Figure 4.. Evidence for a role of Sec13 in susceptibility to MED6-189.

A. Graphical illustration of the methodology employed to isolate MED6-189 resistant parasites. B. Predicted structure of the Sec13 protein with the seven amino acid tandem repeat region targeted for deletion (red). C. Schematic representation of the CRISPR-Cas9-based replacement strategy used to introduce a deletion of the targeted repeat regions in the PfSec13 gene. The insertion was achieved through overlap extension PCR of fragments directly upstream and downstream of the target segment and subsequently formed by primer overlap extension PCR to replicate the desired deletion. The insertion was validated through whole genome sequencing. D. Results of the sequencing analysis, confirming the successful deletion of the tandem repeat region of PfSec13 using CRISPR-Cas9 in an isolated clone. E. 3D7 WT and parental lines (blue), resistant lines (red) maintained in the presence of DMSO or MED6-189 and transgenic PfSec13-mut clones (dashed) were subjected to a parasite survival assay. The curves depict parasite survival (y-axis) in response to serial drug dilution of MED6-189 (x-axis). Data was analyzed using a Sigmoidal, 4PL (X represents concentration, n=3, nonlinear regression, CI:95%).
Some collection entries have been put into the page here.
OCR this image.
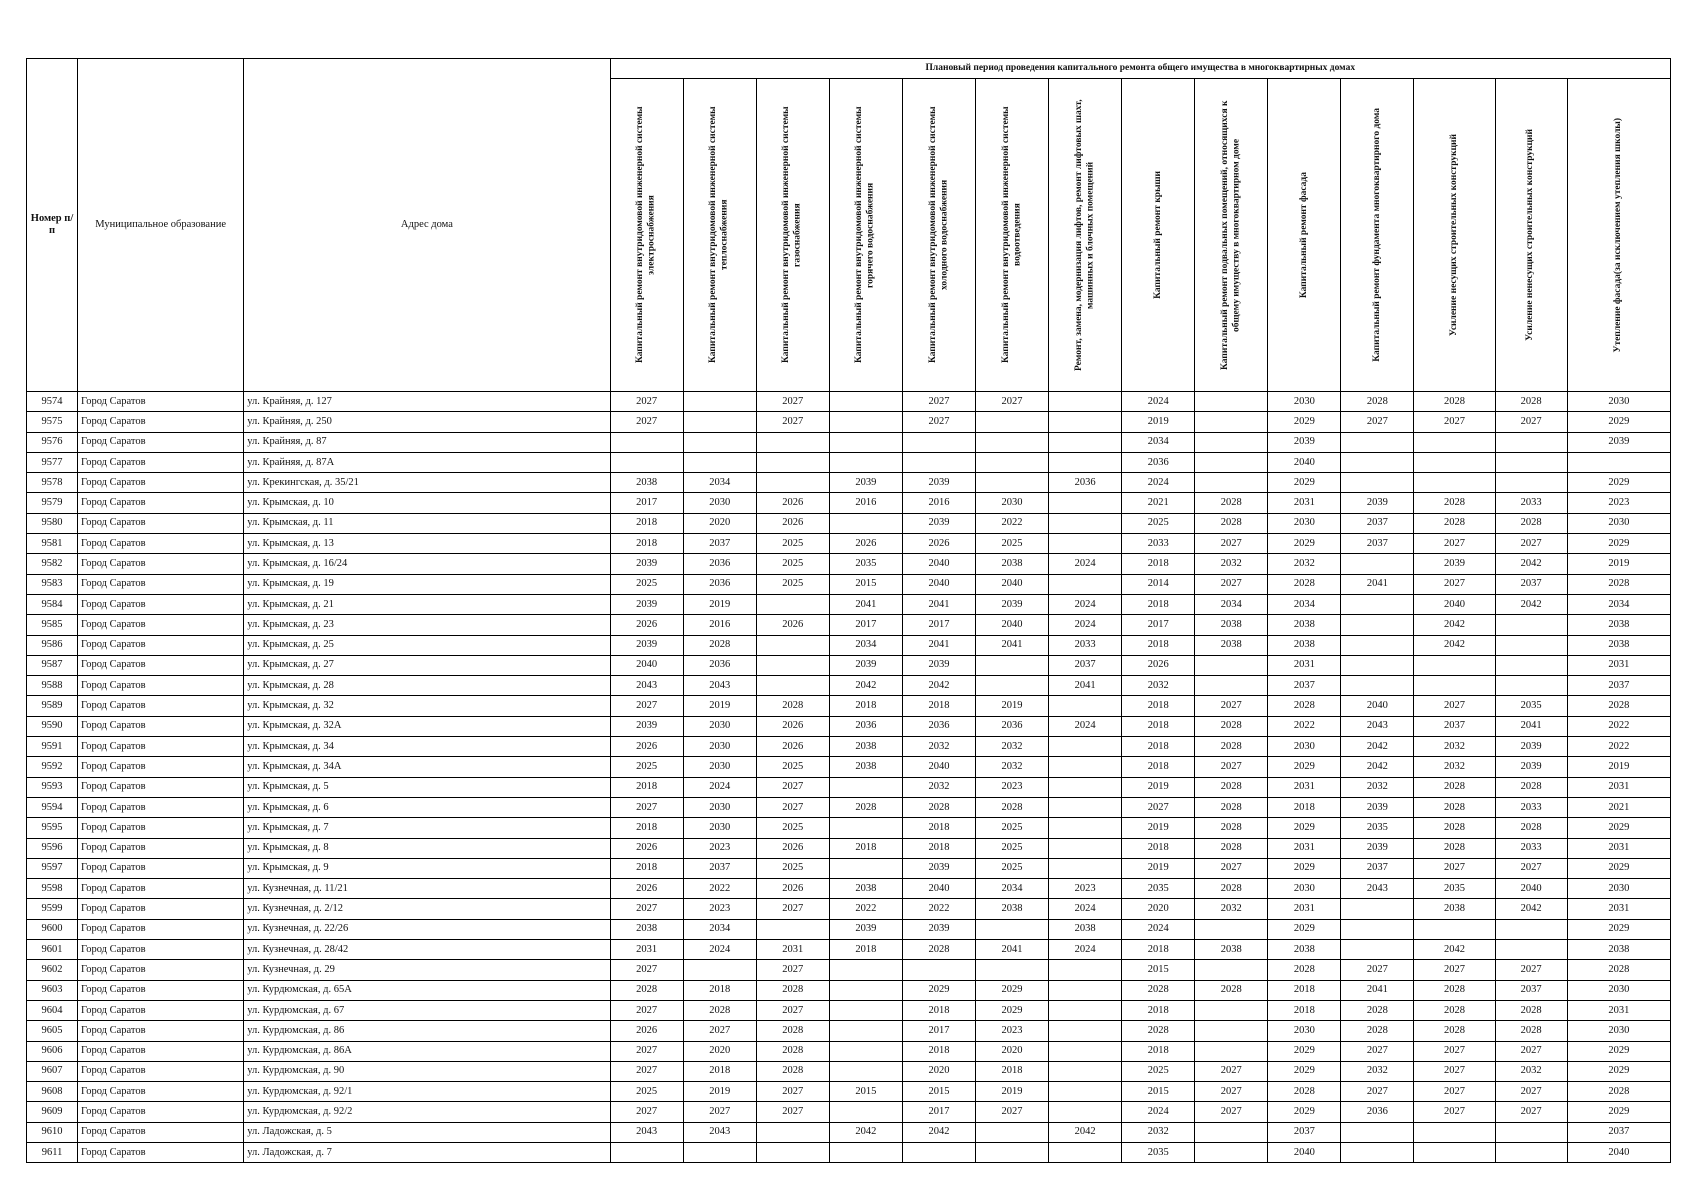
Номер п/п	Муниципальное образование	Адрес дома	Плановый период проведения капитального ремонта общего имущества в многоквартирных домах													

			Капитальный ремонт внутридомовой инженерной системы электроснабжения	Капитальный ремонт внутридомовой инженерной системы теплоснабжения	Капитальный ремонт внутридомовой инженерной системы газоснабжения	Капитальный ремонт внутридомовой инженерной системы горячего водоснабжения	Капитальный ремонт внутридомовой инженерной системы холодного водоснабжения	Капитальный ремонт внутридомовой инженерной системы водоотведения	Ремонт, замена, модернизация лифтов, ремонт лифтовых шахт, машинных и блочных помещений	Капитальный ремонт крыши	Капитальный ремонт подвальных помещений, относящихся к общему имуществу в многоквартирном доме	Капитальный ремонт фасада	Капитальный ремонт фундамента многоквартирного дома	Усиление несущих строительных конструкций	Усиление ненесущих строительных конструкций	Утепление фасада(за исключением утепления школы)

9574	Город Саратов	ул. Крайняя, д. 127	2027		2027		2027	2027		2024		2030	2028	2028	2028	2030
9575	Город Саратов	ул. Крайняя, д. 250	2027		2027		2027			2019		2029	2027	2027	2027	2029
9576	Город Саратов	ул. Крайняя, д. 87								2034		2039				2039
9577	Город Саратов	ул. Крайняя, д. 87А								2036		2040				
9578	Город Саратов	ул. Крекингская, д. 35/21	2038	2034		2039	2039		2036	2024		2029				2029
9579	Город Саратов	ул. Крымская, д. 10	2017	2030	2026	2016	2016	2030		2021	2028	2031	2039	2028	2033	2023
9580	Город Саратов	ул. Крымская, д. 11	2018	2020	2026		2039	2022		2025	2028	2030	2037	2028	2028	2030
9581	Город Саратов	ул. Крымская, д. 13	2018	2037	2025	2026	2026	2025		2033	2027	2029	2037	2027	2027	2029
9582	Город Саратов	ул. Крымская, д. 16/24	2039	2036	2025	2035	2040	2038	2024	2018	2032	2032		2039	2042	2019
9583	Город Саратов	ул. Крымская, д. 19	2025	2036	2025	2015	2040	2040		2014	2027	2028	2041	2027	2037	2028
9584	Город Саратов	ул. Крымская, д. 21	2039	2019		2041	2041	2039	2024	2018	2034	2034		2040	2042	2034
9585	Город Саратов	ул. Крымская, д. 23	2026	2016	2026	2017	2017	2040	2024	2017	2038	2038		2042		2038
9586	Город Саратов	ул. Крымская, д. 25	2039	2028		2034	2041	2041	2033	2018	2038	2038		2042		2038
9587	Город Саратов	ул. Крымская, д. 27	2040	2036		2039	2039		2037	2026		2031				2031
9588	Город Саратов	ул. Крымская, д. 28	2043	2043		2042	2042		2041	2032		2037				2037
9589	Город Саратов	ул. Крымская, д. 32	2027	2019	2028	2018	2018	2019		2018	2027	2028	2040	2027	2035	2028
9590	Город Саратов	ул. Крымская, д. 32А	2039	2030	2026	2036	2036	2036	2024	2018	2028	2022	2043	2037	2041	2022
9591	Город Саратов	ул. Крымская, д. 34	2026	2030	2026	2038	2032	2032		2018	2028	2030	2042	2032	2039	2022
9592	Город Саратов	ул. Крымская, д. 34А	2025	2030	2025	2038	2040	2032		2018	2027	2029	2042	2032	2039	2019
9593	Город Саратов	ул. Крымская, д. 5	2018	2024	2027		2032	2023		2019	2028	2031	2032	2028	2028	2031
9594	Город Саратов	ул. Крымская, д. 6	2027	2030	2027	2028	2028	2028		2027	2028	2018	2039	2028	2033	2021
9595	Город Саратов	ул. Крымская, д. 7	2018	2030	2025		2018	2025		2019	2028	2029	2035	2028	2028	2029
9596	Город Саратов	ул. Крымская, д. 8	2026	2023	2026	2018	2018	2025		2018	2028	2031	2039	2028	2033	2031
9597	Город Саратов	ул. Крымская, д. 9	2018	2037	2025		2039	2025		2019	2027	2029	2037	2027	2027	2029
9598	Город Саратов	ул. Кузнечная, д. 11/21	2026	2022	2026	2038	2040	2034	2023	2035	2028	2030	2043	2035	2040	2030
9599	Город Саратов	ул. Кузнечная, д. 2/12	2027	2023	2027	2022	2022	2038	2024	2020	2032	2031		2038	2042	2031
9600	Город Саратов	ул. Кузнечная, д. 22/26	2038	2034		2039	2039		2038	2024		2029				2029
9601	Город Саратов	ул. Кузнечная, д. 28/42	2031	2024	2031	2018	2028	2041	2024	2018	2038	2038		2042		2038
9602	Город Саратов	ул. Кузнечная, д. 29	2027		2027					2015		2028	2027	2027	2027	2028
9603	Город Саратов	ул. Курдюмская, д. 65А	2028	2018	2028		2029	2029		2028	2028	2018	2041	2028	2037	2030
9604	Город Саратов	ул. Курдюмская, д. 67	2027	2028	2027		2018	2029		2018		2018	2028	2028	2028	2031
9605	Город Саратов	ул. Курдюмская, д. 86	2026	2027	2028		2017	2023		2028		2030	2028	2028	2028	2030
9606	Город Саратов	ул. Курдюмская, д. 86А	2027	2020	2028		2018	2020		2018		2029	2027	2027	2027	2029
9607	Город Саратов	ул. Курдюмская, д. 90	2027	2018	2028		2020	2018		2025	2027	2029	2032	2027	2032	2029
9608	Город Саратов	ул. Курдюмская, д. 92/1	2025	2019	2027	2015	2015	2019		2015	2027	2028	2027	2027	2027	2028
9609	Город Саратов	ул. Курдюмская, д. 92/2	2027	2027	2027		2017	2027		2024	2027	2029	2036	2027	2027	2029
9610	Город Саратов	ул. Ладожская, д. 5	2043	2043		2042	2042		2042	2032		2037				2037
9611	Город Саратов	ул. Ладожская, д. 7								2035		2040				2040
F. Comparison of the growth rates of wild type S. cerevisiae and transgenic clones with either overexpressed or down-regulated Sec13p following treatment with a vehicle (DMSO) or increasing concentrations of MED6-189.

Figure 5.. In vivo and broad-spectrum antimalarial efficacy of MED6-189.

A. The in vivo efficacy of MED6-189 was evaluated in a humanized mouse model infected with P. falciparum (blue) compared to untreated controls (black). B. Dose-dependent response of MED6-189 on P. knowlesi YH1 human erythrocyte infecting (black) and rhesus erythrocyte infecting (blue) parasites. The graphs illustrate the logarithmic growth of parasites (Y-axis) in response to varying drug concentrations (X-axis). Error bars represent standard deviations from two independent experiments conducted in triplicate. The regression line is derived from a nonlinear regression analysis (Variable slope with four parameters, least squares fit). C. Proposed mode of action of MED6-189 in P. falciparum-infected erythrocytes. The compound is imported into the endoplasmic reticulum (ER) via the Sec translocation complex (SEC61,62,63,66), where it interacts with components of the ER transport machinery. The compounds translocated into the apicoplast where it directly interacts with proteins involved in crucial apicoplast function, ultimately disrupting this vital organelle. The interactions of MED6-189 with components of the apicoplast function and trafficking systems lead to dysregulation of lipids, resulting in the disruption of key biological processes within the Plasmodium parasite.